Politics and policy
NSSF considers paying interest on pension funds
By Victor Juma
In Summary
- NSSF chair said that in his personal opinion, money withheld for two or more months should earn interest while those taken for a month or less should not.
- It is expected that NSSF will hold billions of shillings right from the start, with the contributions rising significantly from the previous flat rate of Sh200 for both workers and employers.
- The new rules and the accompanying higher contributions will see the NSSF transform from a provident fund to a pension scheme, offering an expanded range of social safety nets as opposed to the current lump-sum payouts.
NSSF is weighing the possibility of paying
interest on pension contributions that will be temporarily held by the
statutory fund from next month.
All employers will from June make full statutory
contributions to the fund then apply to opt out for amounts exceeding
the mandatory minimum of Sh360.
Those wishing to opt out of NSSF –which will
transform from a provident to a pension fund— will have to wait for at
least 60 days before migrating contributions in excess of the Sh360 to
private schemes.
This means that the earliest one can opt out is
August, raising questions whether NSSF will pay interest on the funds
tied up for that period.
“The regulations may or may not address the issue
of interest on the money,” Adan Mohamed, the chairman of NSSF said in
response to questions from stakeholders in Nairobi Wednesday.
He added that Labour Secretary Kazungu Kambi is
set to publish regulations on a wide range of issues concerning the NSSF
Act 2013 that is set to be operationalised from June 1.
Mr Mohamed said that in his personal opinion,
money withheld for two or more months should earn interest while those
taken for a month or less should not.
He argued that for a shorter timeframe, it is unlikely that NSSF will have placed the money in any income-generating investment.

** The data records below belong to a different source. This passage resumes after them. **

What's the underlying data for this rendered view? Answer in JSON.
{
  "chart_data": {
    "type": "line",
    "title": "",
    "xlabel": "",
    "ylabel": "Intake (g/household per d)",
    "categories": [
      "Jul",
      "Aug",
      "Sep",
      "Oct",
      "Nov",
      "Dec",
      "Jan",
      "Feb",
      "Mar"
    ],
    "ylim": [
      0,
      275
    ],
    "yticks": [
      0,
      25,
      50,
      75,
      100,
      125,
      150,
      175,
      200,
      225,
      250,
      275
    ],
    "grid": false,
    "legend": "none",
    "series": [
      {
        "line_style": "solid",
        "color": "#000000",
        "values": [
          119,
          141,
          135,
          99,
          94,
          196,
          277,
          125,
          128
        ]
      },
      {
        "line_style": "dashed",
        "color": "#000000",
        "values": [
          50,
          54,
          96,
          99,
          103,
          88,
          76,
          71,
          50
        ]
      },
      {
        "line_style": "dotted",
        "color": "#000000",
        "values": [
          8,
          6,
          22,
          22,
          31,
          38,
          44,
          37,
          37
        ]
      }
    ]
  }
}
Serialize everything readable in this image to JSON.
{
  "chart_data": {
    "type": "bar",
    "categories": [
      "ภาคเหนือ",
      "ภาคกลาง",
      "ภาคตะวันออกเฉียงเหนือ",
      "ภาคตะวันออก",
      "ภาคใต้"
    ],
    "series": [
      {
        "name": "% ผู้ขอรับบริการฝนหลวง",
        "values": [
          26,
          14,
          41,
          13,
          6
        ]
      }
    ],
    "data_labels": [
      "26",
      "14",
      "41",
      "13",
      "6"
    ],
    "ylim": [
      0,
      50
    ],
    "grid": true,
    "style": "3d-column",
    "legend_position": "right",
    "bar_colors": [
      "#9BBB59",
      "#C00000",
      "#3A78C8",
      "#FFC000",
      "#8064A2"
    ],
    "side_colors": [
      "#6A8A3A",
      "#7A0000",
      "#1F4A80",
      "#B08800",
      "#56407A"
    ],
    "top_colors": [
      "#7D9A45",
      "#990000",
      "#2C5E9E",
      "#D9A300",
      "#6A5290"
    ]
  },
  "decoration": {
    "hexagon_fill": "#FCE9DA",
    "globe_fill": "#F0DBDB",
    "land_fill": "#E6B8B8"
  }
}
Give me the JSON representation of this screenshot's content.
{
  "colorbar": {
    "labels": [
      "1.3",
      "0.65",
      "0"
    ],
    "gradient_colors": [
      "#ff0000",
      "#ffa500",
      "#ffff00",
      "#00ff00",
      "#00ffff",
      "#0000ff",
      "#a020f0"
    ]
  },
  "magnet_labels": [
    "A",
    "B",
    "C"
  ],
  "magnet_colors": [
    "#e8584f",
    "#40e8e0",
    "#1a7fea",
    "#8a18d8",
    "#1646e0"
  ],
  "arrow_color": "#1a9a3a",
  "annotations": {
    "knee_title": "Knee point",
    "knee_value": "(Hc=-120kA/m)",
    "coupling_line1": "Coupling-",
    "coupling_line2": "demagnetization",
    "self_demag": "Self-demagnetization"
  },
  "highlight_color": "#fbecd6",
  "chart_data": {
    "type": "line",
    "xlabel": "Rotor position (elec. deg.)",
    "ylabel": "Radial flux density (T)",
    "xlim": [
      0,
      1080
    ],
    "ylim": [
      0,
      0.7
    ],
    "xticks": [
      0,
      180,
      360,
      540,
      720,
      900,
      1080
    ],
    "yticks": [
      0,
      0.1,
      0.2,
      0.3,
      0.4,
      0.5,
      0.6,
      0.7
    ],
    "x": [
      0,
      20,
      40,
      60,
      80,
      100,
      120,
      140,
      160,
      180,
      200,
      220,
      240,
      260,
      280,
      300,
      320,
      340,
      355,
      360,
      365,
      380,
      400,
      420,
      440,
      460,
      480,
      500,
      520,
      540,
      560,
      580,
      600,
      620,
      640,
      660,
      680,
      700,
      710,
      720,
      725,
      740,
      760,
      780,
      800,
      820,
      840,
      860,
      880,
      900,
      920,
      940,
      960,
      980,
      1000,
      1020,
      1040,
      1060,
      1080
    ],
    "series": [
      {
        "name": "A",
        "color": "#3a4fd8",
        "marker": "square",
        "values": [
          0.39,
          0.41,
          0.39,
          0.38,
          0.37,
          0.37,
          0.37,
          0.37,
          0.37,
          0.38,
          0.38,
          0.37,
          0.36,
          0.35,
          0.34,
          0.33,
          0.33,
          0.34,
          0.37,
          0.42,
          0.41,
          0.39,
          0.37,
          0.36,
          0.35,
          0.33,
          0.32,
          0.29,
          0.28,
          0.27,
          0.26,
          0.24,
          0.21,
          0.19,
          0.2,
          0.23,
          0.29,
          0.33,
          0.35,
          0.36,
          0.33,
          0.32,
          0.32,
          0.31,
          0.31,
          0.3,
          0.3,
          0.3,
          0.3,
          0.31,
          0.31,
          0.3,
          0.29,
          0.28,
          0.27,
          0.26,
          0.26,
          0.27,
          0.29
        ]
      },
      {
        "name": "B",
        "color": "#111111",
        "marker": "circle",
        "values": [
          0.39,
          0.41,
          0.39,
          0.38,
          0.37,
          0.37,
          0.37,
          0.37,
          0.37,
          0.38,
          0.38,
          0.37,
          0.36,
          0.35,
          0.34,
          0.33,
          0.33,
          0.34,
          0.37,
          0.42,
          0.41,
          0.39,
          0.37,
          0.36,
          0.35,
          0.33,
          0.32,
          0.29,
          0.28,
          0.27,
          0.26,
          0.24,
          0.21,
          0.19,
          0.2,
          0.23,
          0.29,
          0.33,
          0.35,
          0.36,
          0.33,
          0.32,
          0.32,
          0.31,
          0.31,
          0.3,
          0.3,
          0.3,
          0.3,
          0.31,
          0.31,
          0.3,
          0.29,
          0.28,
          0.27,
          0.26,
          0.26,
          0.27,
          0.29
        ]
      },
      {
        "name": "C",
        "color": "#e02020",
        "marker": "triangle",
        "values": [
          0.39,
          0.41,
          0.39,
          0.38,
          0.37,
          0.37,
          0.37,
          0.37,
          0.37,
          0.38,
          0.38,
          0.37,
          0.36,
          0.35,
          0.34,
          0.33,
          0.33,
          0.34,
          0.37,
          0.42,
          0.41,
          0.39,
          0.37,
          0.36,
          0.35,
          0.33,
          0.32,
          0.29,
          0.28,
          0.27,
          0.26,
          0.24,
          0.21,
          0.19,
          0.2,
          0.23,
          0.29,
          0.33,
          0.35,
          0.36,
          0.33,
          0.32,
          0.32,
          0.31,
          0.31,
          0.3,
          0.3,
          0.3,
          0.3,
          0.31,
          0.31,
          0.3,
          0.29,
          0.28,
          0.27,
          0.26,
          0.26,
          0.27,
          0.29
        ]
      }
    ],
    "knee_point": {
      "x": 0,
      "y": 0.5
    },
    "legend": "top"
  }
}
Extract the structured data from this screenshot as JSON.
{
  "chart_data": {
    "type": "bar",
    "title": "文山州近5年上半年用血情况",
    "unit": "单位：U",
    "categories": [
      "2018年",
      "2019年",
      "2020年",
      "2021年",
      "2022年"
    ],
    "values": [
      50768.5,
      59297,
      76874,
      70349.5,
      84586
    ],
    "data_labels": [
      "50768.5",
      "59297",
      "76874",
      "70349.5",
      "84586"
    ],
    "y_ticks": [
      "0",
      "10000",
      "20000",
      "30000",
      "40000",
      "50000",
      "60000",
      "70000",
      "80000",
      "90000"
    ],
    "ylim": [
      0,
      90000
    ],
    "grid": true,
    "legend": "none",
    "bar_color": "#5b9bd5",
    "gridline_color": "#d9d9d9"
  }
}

It is expected that NSSF will hold billions of
shillings right from the start, with the contributions rising
significantly from the previous flat rate of Sh200 for both workers and
employers.
Employers with private pension schemes will make
double contributions to their employees’ retirement savings starting
when the Act comes into force.
Previously, contributions were supposed to be ten
per cent of monthly income capped at Sh400, with employers paying half
and employees the rest.
Formal sector workers have been making a flat
statutory contribution of Sh200 to the NSSF per month, but their share
will rise to a minimum of Sh180 and a maximum of Sh1,080 from June. This
is based on 12 per cent of pensionable income, with lower limits of
Sh6,000 and an upper limit of Sh18,000.
Up to Sh720 of this (a maximum of Sh360 each from the employer and employee) will be paid into a mandatory Tier I account.
Deductions above this level (a maximum of Sh720
each from the employer and employee) will also be paid to the NSSF and
placed into an optional Tier II account, but may later be transferred to
private schemes upon getting the permission to opt out of the provident
fund.
The NSSF regulations stipulate that it will take at least two months to apply and get the green light to opt out.
Employers intending to opt out of the higher NSSF
contributions must apply to the Retirement Benefits Authority (RBA) at
least 60 days before the date they intend to stop contributing to the
fund.
This effectively means that any employer who gets
the RBA’s permission to opt out of the NSSF scheme could only do so in
August at the earliest.
Applicants must satisfy the RBA that their
privately run pension schemes meet the same criteria as NSSF’s new
pension fund. The RBA reserves the right to accept or reject any opt-out
application.
The new rules and the accompanying higher
contributions will see the NSSF transform from a provident fund to a
pension scheme, offering an expanded range of social safety nets as
opposed to the current lump-sum payouts.
All payments paid before the new fund is created
will continue to be paid out in lump-sums or as annuities: payments from
the new fund to be created in June will only be available as annuities.
The statutory contributions are graduated and will
rise every January of the next four years before they become due for
revision. Contributions are currently set at 12 per cent of a worker’s
pensionable pay based on the minimum wage bands, with workers paying
half the amount and employers the rest.
Starting January 2015, the minimum statutory
contribution will be Sh420 and with a ceiling of Sh1,740. Any amounts
exceeding Sh420 may be kept with private fund managers subject to the
RBA’s permission.
The rates will keep rising until January 2018 when
workers and employers will each contribute a minimum of Sh600 to the
NSSF. The highest mandatory rate at the time will be Sh8,040.